Choć ten rok miał być dla sektora budowlanego okresem wielkiego boomu związanego m.in. z kulminacją inwestycji realizowanych przed Euro 2012, to bilans ostatnich 8 miesięcy pokazuje odwrotny trend. - Wielkie kontrakty realizowane przez firmy z sektora budowlanego paradoksalnie stały się główną przyczyną ich trudności finansowych, co przekłada się na ich otoczenie biznesowe.

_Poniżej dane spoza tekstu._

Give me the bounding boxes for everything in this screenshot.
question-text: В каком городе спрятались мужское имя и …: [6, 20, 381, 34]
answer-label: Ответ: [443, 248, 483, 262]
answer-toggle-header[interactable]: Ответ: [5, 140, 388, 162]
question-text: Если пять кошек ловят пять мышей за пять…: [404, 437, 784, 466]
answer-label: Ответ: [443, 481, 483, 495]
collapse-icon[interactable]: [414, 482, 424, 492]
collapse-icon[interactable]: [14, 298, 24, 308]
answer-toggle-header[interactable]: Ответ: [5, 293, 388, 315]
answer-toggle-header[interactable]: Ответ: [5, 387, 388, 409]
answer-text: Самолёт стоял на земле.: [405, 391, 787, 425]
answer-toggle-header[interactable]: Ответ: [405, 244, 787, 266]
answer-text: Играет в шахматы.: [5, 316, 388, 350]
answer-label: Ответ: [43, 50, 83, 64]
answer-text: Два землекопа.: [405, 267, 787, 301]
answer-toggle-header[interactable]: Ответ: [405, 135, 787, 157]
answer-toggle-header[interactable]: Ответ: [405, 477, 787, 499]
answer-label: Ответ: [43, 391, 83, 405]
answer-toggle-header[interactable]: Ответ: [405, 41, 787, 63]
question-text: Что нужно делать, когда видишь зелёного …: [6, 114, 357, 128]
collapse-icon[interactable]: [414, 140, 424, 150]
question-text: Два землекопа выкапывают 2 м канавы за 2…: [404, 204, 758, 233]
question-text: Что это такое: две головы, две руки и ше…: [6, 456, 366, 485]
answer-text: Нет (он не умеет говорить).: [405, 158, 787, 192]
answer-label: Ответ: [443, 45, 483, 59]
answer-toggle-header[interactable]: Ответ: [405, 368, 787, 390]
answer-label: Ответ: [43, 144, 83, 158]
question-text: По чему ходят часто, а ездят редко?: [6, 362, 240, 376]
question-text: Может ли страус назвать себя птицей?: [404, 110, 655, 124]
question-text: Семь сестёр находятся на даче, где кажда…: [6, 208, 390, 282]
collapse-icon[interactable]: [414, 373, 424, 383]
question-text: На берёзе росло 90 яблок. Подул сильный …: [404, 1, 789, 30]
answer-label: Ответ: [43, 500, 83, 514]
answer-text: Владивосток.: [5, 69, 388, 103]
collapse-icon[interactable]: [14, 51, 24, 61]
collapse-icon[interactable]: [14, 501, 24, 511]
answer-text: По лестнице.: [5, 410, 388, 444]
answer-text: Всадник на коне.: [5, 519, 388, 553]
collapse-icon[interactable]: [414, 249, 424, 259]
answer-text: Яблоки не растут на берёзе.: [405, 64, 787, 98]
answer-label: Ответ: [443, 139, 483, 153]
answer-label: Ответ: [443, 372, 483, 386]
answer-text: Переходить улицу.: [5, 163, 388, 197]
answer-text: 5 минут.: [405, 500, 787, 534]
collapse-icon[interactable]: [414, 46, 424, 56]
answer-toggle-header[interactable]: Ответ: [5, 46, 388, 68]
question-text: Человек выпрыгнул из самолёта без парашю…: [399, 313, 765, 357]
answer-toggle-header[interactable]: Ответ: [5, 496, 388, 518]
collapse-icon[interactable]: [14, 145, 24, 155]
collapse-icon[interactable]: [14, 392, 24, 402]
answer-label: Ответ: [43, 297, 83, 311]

Przykładem takiej zależności są hurtownie budowlane, które są kluczowym elementem w realizacji zamówień - komentuje Michał Modrzejewski, dyrektor w Dziale Analiz Branżowych Euler Hermes.

Hurtownie realizują swoje zobowiązania wobec producentów materiałów budowlanych bardziej terminowo, niż ich klienci – firmy wykonawcze wobec hurtowni. To jednak sprawia, że właśnie hurtownie stały się buforem opóźnień płatniczych, blokujących przedostanie się problemów finansowych do segmentu producentów.

Opóźnienia w płatnościach zawsze bardziej dotykały hurtowników niż producentów budowlanych, jednak na początku roku sięgały one średnio nawet 50 dni. W ostatnim czasie sytuacja uległa niewielkiej poprawie, jednak w województwie dolnośląskim opóźnienia nadal sięgają poziomu 46 dni. Znacznie lepiej terminowość płatności wygląda w województwie podlaskim, gdzie zaległości wynoszą tylko 19 dni. - Mimo to średni czas, otrzymania płatności za wydany przez hurtownie budowlane towar, wynosi obecnie 85 dni – wylicza Rafał Małek, dyrektor Działu Informacji Euler Hermes.

Wśród hurtowników budowlanych odnotowywany jest również znaczący wzrost przeterminowanych należności. W stosunku do zeszłego roku odsetek zalegających ponad 120 dni świadczeń wzrósł o prawie jedną trzecią - z 10,17 do 12,94 proc. W tym samym czasie tylko nieznacznie wzrósł odsetek przeterminowanych należności hurtowników wobec producentów materiałów budowlanych - z poziomu 5,06 proc. do 6,08 proc.